28 January 2006

Public or Private?

Do students who attend private schools fare better in math than those kids who sit in a public school classroom? According to a recent government study, public schools do a better job in promoting student achievement in math. (ID: registernow5; password: registernow)

"Though private school students have long scored higher on the [NAEP], the new study used advanced statistical techniques to adjust for the effects of income, school and home circumstances...The study found that while the raw scores of fourth graders in Roman Catholic schools, for example, were 14.3 points higher than those in public schools, when adjustments were made for student backgrounds, those in Catholic schools scored 3.4 points lower than those in public schools...The study also found that charter schools, privately operated and publicly financed, did significantly worse than public schools in the fourth grade, once student populations were taken into account...The current study found that self-described conservative Christian schools, the fastest-growing sector of private schools, fared poorest, with their students falling as much as one year behind their counterparts in public schools, once socioeconomic factors like income, ethnicity and access to books and computers at home were considered."

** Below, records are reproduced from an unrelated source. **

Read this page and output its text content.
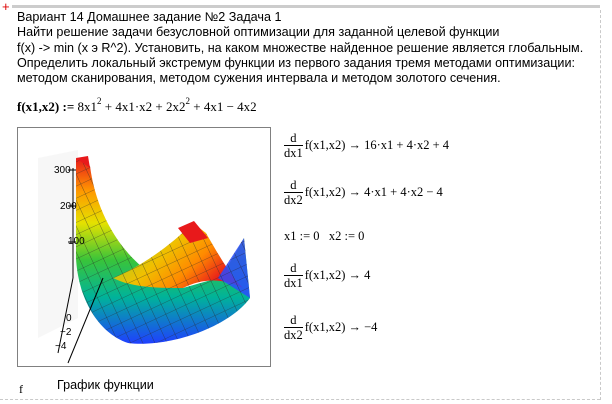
+
Вариант 14 Домашнее задание №2 Задача 1
Найти решение задачи безусловной оптимизации для заданной целевой функции
f(x) -> min (x э R^2). Установить, на каком множестве найденное решение является глобальным.
Определить локальный экстремум функции из первого задания тремя методами оптимизации:
методом сканирования, методом сужения интервала и методом золотого сечения.
f(x1,x2) := $8x1^2 + 4x1\cdot x2 + 2x2^2 + 4x1 - 4x2$
300
200
100
0
−2
−4
$\frac{d}{dx1} f(x1,x2) \to 16\cdot x1 + 4\cdot x2 + 4$
$\frac{d}{dx2} f(x1,x2) \to 4\cdot x1 + 4\cdot x2 - 4$
x1 := 0   x2 := 0
$\frac{d}{dx1} f(x1,x2) \to 4$
$\frac{d}{dx2} f(x1,x2) \to -4$
f	График функции
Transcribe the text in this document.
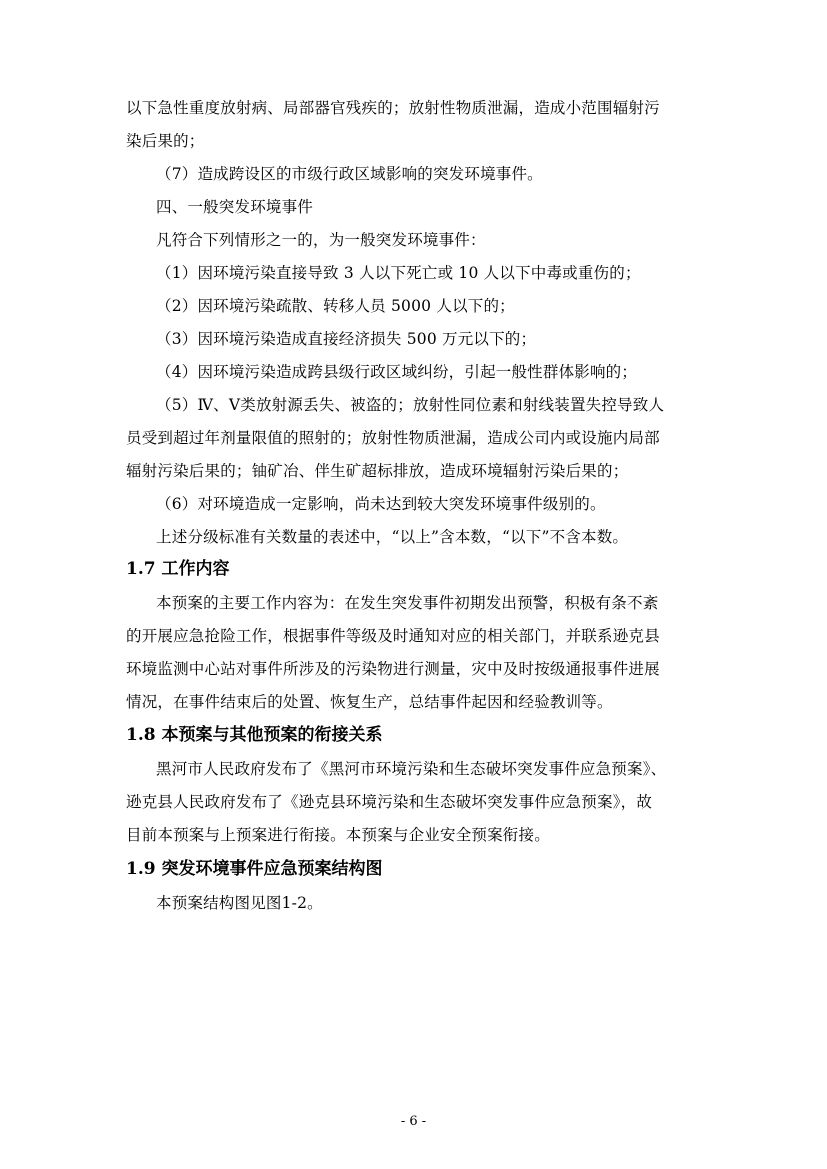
以下急性重度放射病、局部器官残疾的；放射性物质泄漏，造成小范围辐射污
染后果的；
（7）造成跨设区的市级行政区域影响的突发环境事件。
四、一般突发环境事件
凡符合下列情形之一的，为一般突发环境事件：
（1）因环境污染直接导致 3 人以下死亡或 10 人以下中毒或重伤的；
（2）因环境污染疏散、转移人员 5000 人以下的；
（3）因环境污染造成直接经济损失 500 万元以下的；
（4）因环境污染造成跨县级行政区域纠纷，引起一般性群体影响的；
（5）Ⅳ、Ⅴ类放射源丢失、被盗的；放射性同位素和射线装置失控导致人
员受到超过年剂量限值的照射的；放射性物质泄漏，造成公司内或设施内局部
辐射污染后果的；铀矿冶、伴生矿超标排放，造成环境辐射污染后果的；
（6）对环境造成一定影响，尚未达到较大突发环境事件级别的。
上述分级标准有关数量的表述中，“以上”含本数，“以下”不含本数。
1.7 工作内容
本预案的主要工作内容为：在发生突发事件初期发出预警，积极有条不紊
的开展应急抢险工作，根据事件等级及时通知对应的相关部门，并联系逊克县
环境监测中心站对事件所涉及的污染物进行测量，灾中及时按级通报事件进展
情况，在事件结束后的处置、恢复生产，总结事件起因和经验教训等。
1.8 本预案与其他预案的衔接关系
黑河市人民政府发布了《黑河市环境污染和生态破坏突发事件应急预案》、
逊克县人民政府发布了《逊克县环境污染和生态破坏突发事件应急预案》，故
目前本预案与上预案进行衔接。本预案与企业安全预案衔接。
1.9 突发环境事件应急预案结构图
本预案结构图见图1-2。
- 6 -
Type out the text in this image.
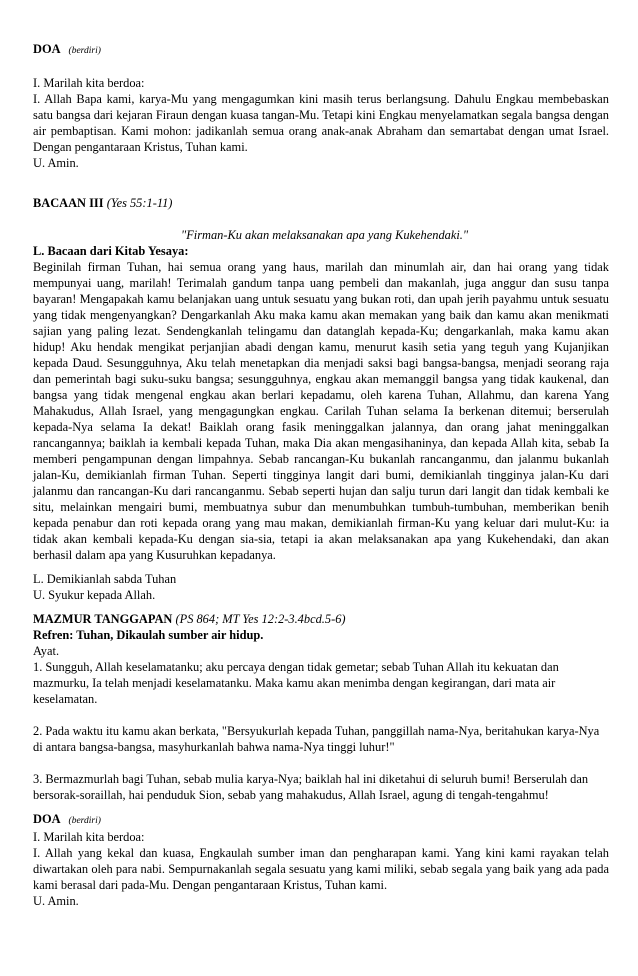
DOA (berdiri)

I. Marilah kita berdoa:

I. Allah Bapa kami, karya-Mu yang mengagumkan kini masih terus berlangsung. Dahulu Engkau membebaskan satu bangsa dari kejaran Firaun dengan kuasa tangan-Mu. Tetapi kini Engkau menyelamatkan segala bangsa dengan air pembaptisan. Kami mohon: jadikanlah semua orang anak-anak Abraham dan semartabat dengan umat Israel. Dengan pengantaraan Kristus, Tuhan kami.

U. Amin.

BACAAN III (Yes 55:1-11)

"Firman-Ku akan melaksanakan apa yang Kukehendaki."

L. Bacaan dari Kitab Yesaya:

Beginilah firman Tuhan, hai semua orang yang haus, marilah dan minumlah air, dan hai orang yang tidak mempunyai uang, marilah! Terimalah gandum tanpa uang pembeli dan makanlah, juga anggur dan susu tanpa bayaran! Mengapakah kamu belanjakan uang untuk sesuatu yang bukan roti, dan upah jerih payahmu untuk sesuatu yang tidak mengenyangkan? Dengarkanlah Aku maka kamu akan memakan yang baik dan kamu akan menikmati sajian yang paling lezat. Sendengkanlah telingamu dan datanglah kepada-Ku; dengarkanlah, maka kamu akan hidup! Aku hendak mengikat perjanjian abadi dengan kamu, menurut kasih setia yang teguh yang Kujanjikan kepada Daud. Sesungguhnya, Aku telah menetapkan dia menjadi saksi bagi bangsa-bangsa, menjadi seorang raja dan pemerintah bagi suku-suku bangsa; sesungguhnya, engkau akan memanggil bangsa yang tidak kaukenal, dan bangsa yang tidak mengenal engkau akan berlari kepadamu, oleh karena Tuhan, Allahmu, dan karena Yang Mahakudus, Allah Israel, yang mengagungkan engkau. Carilah Tuhan selama Ia berkenan ditemui; berserulah kepada-Nya selama Ia dekat! Baiklah orang fasik meninggalkan jalannya, dan orang jahat meninggalkan rancangannya; baiklah ia kembali kepada Tuhan, maka Dia akan mengasihaninya, dan kepada Allah kita, sebab Ia memberi pengampunan dengan limpahnya. Sebab rancangan-Ku bukanlah rancanganmu, dan jalanmu bukanlah jalan-Ku, demikianlah firman Tuhan. Seperti tingginya langit dari bumi, demikianlah tingginya jalan-Ku dari jalanmu dan rancangan-Ku dari rancanganmu. Sebab seperti hujan dan salju turun dari langit dan tidak kembali ke situ, melainkan mengairi bumi, membuatnya subur dan menumbuhkan tumbuh-tumbuhan, memberikan benih kepada penabur dan roti kepada orang yang mau makan, demikianlah firman-Ku yang keluar dari mulut-Ku: ia tidak akan kembali kepada-Ku dengan sia-sia, tetapi ia akan melaksanakan apa yang Kukehendaki, dan akan berhasil dalam apa yang Kusuruhkan kepadanya.

L. Demikianlah sabda Tuhan

U. Syukur kepada Allah.

MAZMUR TANGGAPAN (PS 864; MT Yes 12:2-3.4bcd.5-6)

Refren: Tuhan, Dikaulah sumber air hidup.

Ayat.

1. Sungguh, Allah keselamatanku; aku percaya dengan tidak gemetar; sebab Tuhan Allah itu kekuatan dan mazmurku, Ia telah menjadi keselamatanku. Maka kamu akan menimba dengan kegirangan, dari mata air keselamatan.

2. Pada waktu itu kamu akan berkata, "Bersyukurlah kepada Tuhan, panggillah nama-Nya, beritahukan karya-Nya di antara bangsa-bangsa, masyhurkanlah bahwa nama-Nya tinggi luhur!"

3. Bermazmurlah bagi Tuhan, sebab mulia karya-Nya; baiklah hal ini diketahui di seluruh bumi! Berserulah dan bersorak-soraillah, hai penduduk Sion, sebab yang mahakudus, Allah Israel, agung di tengah-tengahmu!

DOA (berdiri)

I. Marilah kita berdoa:

I. Allah yang kekal dan kuasa, Engkaulah sumber iman dan pengharapan kami. Yang kini kami rayakan telah diwartakan oleh para nabi. Sempurnakanlah segala sesuatu yang kami miliki, sebab segala yang baik yang ada pada kami berasal dari pada-Mu. Dengan pengantaraan Kristus, Tuhan kami.

U. Amin.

There is more to be found in the whole article, of course. Overall, students in private schools do appear to outperform their peers in the public arena. This study shows just how much of an impact the above factors (income, ethnicity, home access to books/computers) have on children. If you can afford to send your child to a private school, you are also likely to have the ability to send your child to school "ready to learn."

A public school district in this area consistently has test scores that are among the top few in the state. The group I worked with on Wednesday and Thursday were talking about this phenomenon---as the group leader was the wife of the superintendent for the high-achieving district and one of the teachers had worked there at one time. Everyone agreed that kids are kids. The difference is that the high-achieving district has enough affluent families who can afford to ensure that their kids come to school well-fed, in good physical condition, and with few wants. Kids there can concentrate on their education.

What will the results of the "private vs. public" study mean? It's hard to say yet. This is only the first. It only looks at math scores. With the increasing numbers of charter schools, it may take time before we can really get an idea of whether or not public schools are better for those students who are not white and/or from more humble backgrounds. Should be interesting to see what we learn.


Anonymous said...

Liz here from I Speak of Dreams. The whole "private vs. public" framing is a false dichotomy. The "private school" universe is not homogenous--there are religious schools tied to a particular church (the majority of the Catholic parochial schools); the conservative Christian schools; schools tied to a particular educational philosophy (examples: Waldorf, Montessori , and here in the West, Challenger); and then the truly independent schools. The universe of charter schools is equally heterogenous.

What should be of particular interest are those schools that serve low-income kids and enable high achievement.

review of research on high poverty, high achievement schools.


There was also a report from California last fall, but I can't put my finger on it just now.

Anonymous said...

I don't think there was enough information in the article to really judge the study. When I googled the authors, I found that they have been beating this drum for a while:


This woman has been been pushing the idea that socioeconomic factors hinder education as far back as 2002:


I'm always suspicious when someone does a new "study" that just happens to confirm an opinion that they have held for many years. I'm also skeptical that they can "adjust for socioeconomic background" so perfectly. From the article:

At the eighth-grade level, a 21 point lead, roughly the equivalent of two grade levels, disappeared after adjusting for differences in student backgrounds.

So, 21 points, two grade levels, just happens to exactly dissapear after "adjusting".

I don't think anyone would argue that parental involvment means a heck of a lot when it comes to learning. But how much does the fact that your family is poor detract from your ability to do grade-school math? I doubt we can ever know, exactly.